L’indomani ci svegliamo con gli urli dell’Indri-Indri, un lemure che emette un urlo udibile a chilometri di distanza, ma che probabilmente era vicino al nostro bungalow. Dovevamo svegliarci presto per fare il tour del parco di Andasibe-Mantadia e vedere l’Indri-Indri, ma siamo veramente stanchi, anche per via della sindrome gastrointestinale che non ci vuole abbandonare e decidiamo di andare nella più tranquilla riserva privata dell’Hotel Vakona. La riserva è permanente enorme. C’è un lago con un’isola popolata da numerosi lemuri, tra l’altro una specie che non avevamo ancora visto, raggiungibile con un breve giro in canoa. C’è perfino un centro equestre, campi da tennis ed un grande allevamento di coccodrilli. Abbiamo avuto la fortuna di visitarlo proprio nel giorno settimanale (il sabato) dedicato al pasto di questi enormi rettili. Inquietantissimo. Abbiamo assistito a tutte le fasi: dall’arrivo di zebù già a pezzettoni, al taglio con l’accetta per fare le parti, alla lotta di due cani di passaggio per un osso caduto, al caricamento del cibo su una cariola, al richiamo tramite tamburo delle decine di coccodrilli che si sono radunati nello spazio dedicato. Il lancio della carne era seguito da un rumore inquietante di chiusura di fauci, a vederli facevano veramente impressione.
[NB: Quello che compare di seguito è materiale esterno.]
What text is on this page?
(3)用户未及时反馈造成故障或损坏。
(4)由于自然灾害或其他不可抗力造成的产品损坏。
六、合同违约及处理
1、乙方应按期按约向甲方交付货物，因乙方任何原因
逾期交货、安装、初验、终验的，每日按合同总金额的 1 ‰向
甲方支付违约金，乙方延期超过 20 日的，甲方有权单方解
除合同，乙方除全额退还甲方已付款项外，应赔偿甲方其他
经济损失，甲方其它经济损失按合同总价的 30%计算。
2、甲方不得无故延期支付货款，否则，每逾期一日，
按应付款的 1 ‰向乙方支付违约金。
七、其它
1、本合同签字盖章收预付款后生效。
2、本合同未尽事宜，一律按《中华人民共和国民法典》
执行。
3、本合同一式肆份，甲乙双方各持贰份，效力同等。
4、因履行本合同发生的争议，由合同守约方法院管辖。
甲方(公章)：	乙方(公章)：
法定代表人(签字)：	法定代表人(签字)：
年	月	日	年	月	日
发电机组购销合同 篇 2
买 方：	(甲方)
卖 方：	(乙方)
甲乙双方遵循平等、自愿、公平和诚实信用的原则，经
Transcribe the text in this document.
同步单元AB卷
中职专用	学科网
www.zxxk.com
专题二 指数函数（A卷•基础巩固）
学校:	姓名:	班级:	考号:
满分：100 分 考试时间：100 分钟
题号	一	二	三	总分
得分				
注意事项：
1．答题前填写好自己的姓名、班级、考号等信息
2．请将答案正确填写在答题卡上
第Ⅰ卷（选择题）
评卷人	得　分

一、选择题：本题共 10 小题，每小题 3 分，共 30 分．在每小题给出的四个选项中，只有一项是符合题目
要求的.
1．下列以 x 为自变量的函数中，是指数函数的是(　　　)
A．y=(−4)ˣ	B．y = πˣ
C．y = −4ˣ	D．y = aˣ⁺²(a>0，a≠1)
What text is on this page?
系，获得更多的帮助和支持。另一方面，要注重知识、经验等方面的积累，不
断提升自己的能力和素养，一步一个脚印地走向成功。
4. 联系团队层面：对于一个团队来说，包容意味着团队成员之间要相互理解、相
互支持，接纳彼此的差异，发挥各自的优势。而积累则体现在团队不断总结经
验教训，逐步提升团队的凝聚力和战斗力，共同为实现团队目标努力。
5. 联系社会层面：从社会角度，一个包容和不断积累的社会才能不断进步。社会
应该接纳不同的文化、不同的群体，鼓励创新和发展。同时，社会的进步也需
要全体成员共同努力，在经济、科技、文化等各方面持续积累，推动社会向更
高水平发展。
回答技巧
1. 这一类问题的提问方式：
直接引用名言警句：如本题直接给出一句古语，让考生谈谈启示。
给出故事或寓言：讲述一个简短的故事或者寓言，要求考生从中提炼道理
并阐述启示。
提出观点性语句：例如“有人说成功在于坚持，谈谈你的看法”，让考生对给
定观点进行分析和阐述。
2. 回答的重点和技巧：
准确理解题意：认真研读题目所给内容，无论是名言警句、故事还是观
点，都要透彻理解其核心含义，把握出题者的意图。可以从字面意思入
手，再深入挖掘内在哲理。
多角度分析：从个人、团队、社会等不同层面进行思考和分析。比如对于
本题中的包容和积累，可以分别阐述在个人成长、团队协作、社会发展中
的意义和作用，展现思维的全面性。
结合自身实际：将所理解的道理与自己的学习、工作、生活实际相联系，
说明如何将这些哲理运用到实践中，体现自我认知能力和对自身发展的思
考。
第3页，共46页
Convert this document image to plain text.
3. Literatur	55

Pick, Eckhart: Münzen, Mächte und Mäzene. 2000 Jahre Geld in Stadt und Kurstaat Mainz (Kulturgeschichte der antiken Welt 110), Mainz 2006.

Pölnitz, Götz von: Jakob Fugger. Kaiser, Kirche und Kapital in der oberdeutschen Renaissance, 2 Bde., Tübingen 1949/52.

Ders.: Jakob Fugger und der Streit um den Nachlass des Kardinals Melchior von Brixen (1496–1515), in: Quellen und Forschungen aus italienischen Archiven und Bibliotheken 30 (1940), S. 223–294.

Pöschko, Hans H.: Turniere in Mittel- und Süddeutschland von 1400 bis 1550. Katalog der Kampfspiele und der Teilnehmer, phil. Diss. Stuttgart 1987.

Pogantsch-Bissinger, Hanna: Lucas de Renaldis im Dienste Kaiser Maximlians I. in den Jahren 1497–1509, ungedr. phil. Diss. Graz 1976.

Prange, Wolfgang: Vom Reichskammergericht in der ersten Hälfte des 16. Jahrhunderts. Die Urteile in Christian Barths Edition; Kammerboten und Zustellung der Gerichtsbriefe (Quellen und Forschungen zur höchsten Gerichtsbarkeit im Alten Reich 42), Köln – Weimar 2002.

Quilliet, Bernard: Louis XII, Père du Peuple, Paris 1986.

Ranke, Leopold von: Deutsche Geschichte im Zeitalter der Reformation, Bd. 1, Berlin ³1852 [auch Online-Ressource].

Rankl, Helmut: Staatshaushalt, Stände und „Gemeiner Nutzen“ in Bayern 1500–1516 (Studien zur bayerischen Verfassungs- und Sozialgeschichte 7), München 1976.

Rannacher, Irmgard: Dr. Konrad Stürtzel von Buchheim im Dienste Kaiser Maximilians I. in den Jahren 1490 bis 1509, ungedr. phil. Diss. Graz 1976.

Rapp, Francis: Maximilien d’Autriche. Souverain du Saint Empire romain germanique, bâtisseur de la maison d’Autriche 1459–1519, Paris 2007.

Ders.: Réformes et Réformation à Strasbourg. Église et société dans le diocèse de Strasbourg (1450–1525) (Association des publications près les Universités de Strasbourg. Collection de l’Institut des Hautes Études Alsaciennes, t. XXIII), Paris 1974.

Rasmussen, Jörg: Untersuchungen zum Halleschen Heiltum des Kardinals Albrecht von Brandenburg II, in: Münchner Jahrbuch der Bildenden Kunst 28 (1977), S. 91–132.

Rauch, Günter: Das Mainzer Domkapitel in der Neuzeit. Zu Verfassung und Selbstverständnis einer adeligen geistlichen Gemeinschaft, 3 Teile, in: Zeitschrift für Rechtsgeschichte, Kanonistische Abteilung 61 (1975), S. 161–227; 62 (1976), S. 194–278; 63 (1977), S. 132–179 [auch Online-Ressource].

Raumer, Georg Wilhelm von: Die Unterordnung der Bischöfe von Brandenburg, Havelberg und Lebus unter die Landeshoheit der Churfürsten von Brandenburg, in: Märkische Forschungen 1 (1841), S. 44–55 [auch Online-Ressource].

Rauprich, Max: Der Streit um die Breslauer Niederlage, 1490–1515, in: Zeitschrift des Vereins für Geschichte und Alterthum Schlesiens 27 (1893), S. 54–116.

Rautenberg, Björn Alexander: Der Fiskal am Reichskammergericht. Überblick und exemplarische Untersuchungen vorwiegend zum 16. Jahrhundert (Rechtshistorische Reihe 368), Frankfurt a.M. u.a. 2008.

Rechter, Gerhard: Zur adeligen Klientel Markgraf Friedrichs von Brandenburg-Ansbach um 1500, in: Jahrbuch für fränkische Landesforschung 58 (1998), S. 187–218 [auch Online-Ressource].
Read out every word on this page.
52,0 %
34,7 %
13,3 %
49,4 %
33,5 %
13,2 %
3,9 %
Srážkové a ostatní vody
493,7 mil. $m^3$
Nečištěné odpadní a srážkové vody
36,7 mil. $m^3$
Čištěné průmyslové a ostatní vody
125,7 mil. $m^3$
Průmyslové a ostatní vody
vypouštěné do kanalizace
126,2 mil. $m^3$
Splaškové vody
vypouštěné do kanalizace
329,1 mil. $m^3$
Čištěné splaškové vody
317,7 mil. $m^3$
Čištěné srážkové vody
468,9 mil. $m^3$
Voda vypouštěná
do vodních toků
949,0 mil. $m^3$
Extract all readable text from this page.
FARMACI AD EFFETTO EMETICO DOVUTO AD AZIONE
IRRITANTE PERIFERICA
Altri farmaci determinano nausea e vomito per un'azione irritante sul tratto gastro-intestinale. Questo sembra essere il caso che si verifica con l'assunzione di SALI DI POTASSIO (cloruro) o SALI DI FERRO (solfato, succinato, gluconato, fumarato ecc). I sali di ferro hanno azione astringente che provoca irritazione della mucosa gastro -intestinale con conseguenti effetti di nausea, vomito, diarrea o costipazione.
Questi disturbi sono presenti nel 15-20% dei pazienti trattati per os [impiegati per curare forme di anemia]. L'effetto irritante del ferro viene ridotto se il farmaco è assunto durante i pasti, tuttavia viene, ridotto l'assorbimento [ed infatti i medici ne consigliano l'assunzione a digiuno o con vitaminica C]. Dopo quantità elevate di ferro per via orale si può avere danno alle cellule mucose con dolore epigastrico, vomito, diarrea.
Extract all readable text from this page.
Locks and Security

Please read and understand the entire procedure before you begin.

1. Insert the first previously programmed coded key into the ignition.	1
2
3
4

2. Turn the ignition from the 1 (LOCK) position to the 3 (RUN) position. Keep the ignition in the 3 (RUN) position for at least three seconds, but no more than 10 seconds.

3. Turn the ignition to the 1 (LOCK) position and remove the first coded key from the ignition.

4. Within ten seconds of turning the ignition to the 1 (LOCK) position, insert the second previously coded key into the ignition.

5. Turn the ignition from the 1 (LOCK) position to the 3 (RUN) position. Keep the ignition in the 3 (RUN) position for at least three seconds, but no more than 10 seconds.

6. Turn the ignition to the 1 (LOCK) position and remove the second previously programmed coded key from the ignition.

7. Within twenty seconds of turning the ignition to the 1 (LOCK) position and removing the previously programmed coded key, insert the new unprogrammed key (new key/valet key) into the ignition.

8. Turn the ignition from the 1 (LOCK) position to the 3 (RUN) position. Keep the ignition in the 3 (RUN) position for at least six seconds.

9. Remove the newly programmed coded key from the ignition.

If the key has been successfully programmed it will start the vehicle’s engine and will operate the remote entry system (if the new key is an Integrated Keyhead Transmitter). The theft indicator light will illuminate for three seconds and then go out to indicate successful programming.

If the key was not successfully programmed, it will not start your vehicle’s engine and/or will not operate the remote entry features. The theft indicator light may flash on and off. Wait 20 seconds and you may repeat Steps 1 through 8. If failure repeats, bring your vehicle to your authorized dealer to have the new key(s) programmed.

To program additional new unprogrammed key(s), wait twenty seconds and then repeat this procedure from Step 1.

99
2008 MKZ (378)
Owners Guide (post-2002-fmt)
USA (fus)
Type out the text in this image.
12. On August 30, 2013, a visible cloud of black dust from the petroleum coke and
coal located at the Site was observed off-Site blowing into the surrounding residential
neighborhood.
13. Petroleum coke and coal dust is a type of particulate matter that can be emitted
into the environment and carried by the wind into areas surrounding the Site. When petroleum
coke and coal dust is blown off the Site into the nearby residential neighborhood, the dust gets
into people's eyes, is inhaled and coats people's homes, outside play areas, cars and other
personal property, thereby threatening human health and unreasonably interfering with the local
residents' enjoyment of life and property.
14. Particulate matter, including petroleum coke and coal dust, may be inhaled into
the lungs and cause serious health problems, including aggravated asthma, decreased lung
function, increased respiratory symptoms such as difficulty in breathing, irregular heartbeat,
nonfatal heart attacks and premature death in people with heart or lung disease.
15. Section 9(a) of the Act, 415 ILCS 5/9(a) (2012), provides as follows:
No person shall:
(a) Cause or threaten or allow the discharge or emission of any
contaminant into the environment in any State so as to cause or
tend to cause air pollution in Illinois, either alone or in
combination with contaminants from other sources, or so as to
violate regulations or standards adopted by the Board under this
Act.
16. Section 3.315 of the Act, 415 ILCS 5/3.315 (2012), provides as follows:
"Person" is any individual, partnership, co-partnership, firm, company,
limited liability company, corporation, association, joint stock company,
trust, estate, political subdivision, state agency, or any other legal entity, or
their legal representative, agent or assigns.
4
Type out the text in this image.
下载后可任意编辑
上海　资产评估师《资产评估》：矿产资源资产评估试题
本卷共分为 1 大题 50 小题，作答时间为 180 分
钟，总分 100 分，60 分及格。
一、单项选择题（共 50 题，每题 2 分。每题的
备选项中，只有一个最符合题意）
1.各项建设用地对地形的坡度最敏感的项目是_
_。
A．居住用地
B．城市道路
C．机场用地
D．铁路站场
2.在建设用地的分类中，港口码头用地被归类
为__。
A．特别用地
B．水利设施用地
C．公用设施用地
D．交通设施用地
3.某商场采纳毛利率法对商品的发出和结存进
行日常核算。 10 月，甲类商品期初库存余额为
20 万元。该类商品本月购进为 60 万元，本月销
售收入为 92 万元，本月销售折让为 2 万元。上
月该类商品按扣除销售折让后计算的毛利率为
Nella riserva c’erano altri recinti con animali tipici della zona, tra cui il ricercatissimo e quasi estinto fossa: è un predatore che si nutre di lemuri ed altri animali, assomiglia ad un gatto gigante che vuole trasformarsi in puma. A prima vista sembra tranquillo, ma quando Valentina si è appoggiata alla rete, la guida ha urlato subito di spostarsi … in effetti il fossa le si era già avvicinato per tentare di assaporarla.
Ritorniamo ad Antananarivo e facciamo un po’ di tour per la capitale, tra piccoli e caratteristici mercatini disseminati qua e là e le famose scalinate.
E’ giunta l’ora dei saluti … dobbiamo dirigerci verso l’aeroporto per il viaggio di ritorno. In aereo ripensiamo all’impegnativo tour, alla comodità di un viaggio “personalizzato” ed adattato anche al momento, dove potevamo fermarci quando c’era da fare e da vedere qualcosa di interessante, riuscendo a scoprire ed assaporare questo mondo veramente primitivo.